Stunning place stunning surroundings, lots of art all over, amazing views of Antigua and a huge surprise for the night.. One of the volcanoes decided to give us a show on our last night here. From a distance we can see the volcano spitting up fire and then the lava trickling down its sides. This was once in a life time view. We were all in awe.

The group heads back to hotel to catch a couple of hours sleep before we are up at 1:30 to leave for the airport for out trip back home. 1:30 once again came way to fast and the group was piled back in the bus for the trek to Guatemala City and the airport. At this point our trip was coming to a fast close.

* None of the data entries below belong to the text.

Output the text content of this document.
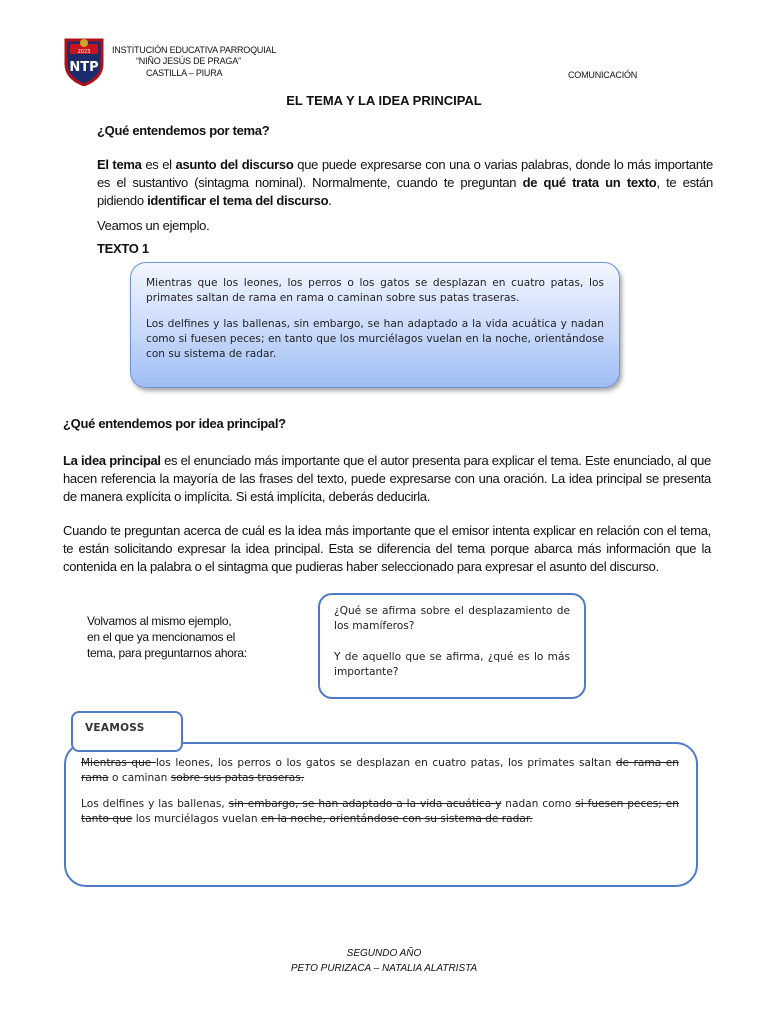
2023
NTP
INSTITUCIÓN EDUCATIVA PARROQUIAL
“NIÑO JESÚS DE PRAGA”
CASTILLA – PIURA	COMUNICACIÓN
EL TEMA Y LA IDEA PRINCIPAL
¿Qué entendemos por tema?
El tema es el asunto del discurso que puede expresarse con una o varias palabras, donde lo más importante es el sustantivo (sintagma nominal). Normalmente, cuando te preguntan de qué trata un texto, te están pidiendo identificar el tema del discurso.
Veamos un ejemplo.
TEXTO 1
Mientras que los leones, los perros o los gatos se desplazan en cuatro patas, los primates saltan de rama en rama o caminan sobre sus patas traseras.
Los delfines y las ballenas, sin embargo, se han adaptado a la vida acuática y nadan como si fuesen peces; en tanto que los murciélagos vuelan en la noche, orientándose con su sistema de radar.
¿Qué entendemos por idea principal?
La idea principal es el enunciado más importante que el autor presenta para explicar el tema. Este enunciado, al que hacen referencia la mayoría de las frases del texto, puede expresarse con una oración. La idea principal se presenta de manera explícita o implícita. Si está implícita, deberás deducirla.
Cuando te preguntan acerca de cuál es la idea más importante que el emisor intenta explicar en relación con el tema, te están solicitando expresar la idea principal. Esta se diferencia del tema porque abarca más información que la contenida en la palabra o el sintagma que pudieras haber seleccionado para expresar el asunto del discurso.
Volvamos al mismo ejemplo,
en el que ya mencionamos el
tema, para preguntarnos ahora:
¿Qué se afirma sobre el desplazamiento de los mamíferos?
Y de aquello que se afirma, ¿qué es lo más importante?
Mientras que los leones, los perros o los gatos se desplazan en cuatro patas, los primates saltan de rama en rama o caminan sobre sus patas traseras.
Los delfines y las ballenas, sin embargo, se han adaptado a la vida acuática y nadan como si fuesen peces; en tanto que los murciélagos vuelan en la noche, orientándose con su sistema de radar.
VEAMOSS
SEGUNDO AÑO
PETO PURIZACA – NATALIA ALATRISTA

What we got out of our group of 16 volunteers is a bond unlike any other. We created a new family in our group we were filled with a sense of friendship, love, compassion, loyalty, and caring for each other , our world, and the universe. I am looking forward to my next mission, to been able to give back to help those less fortunate, to make a difference. I will be posting soon for donations. I want to gather children's clothing and shoes, vitamins, skin lotions, toys for next year so that I can go back to Tzununa and help those children."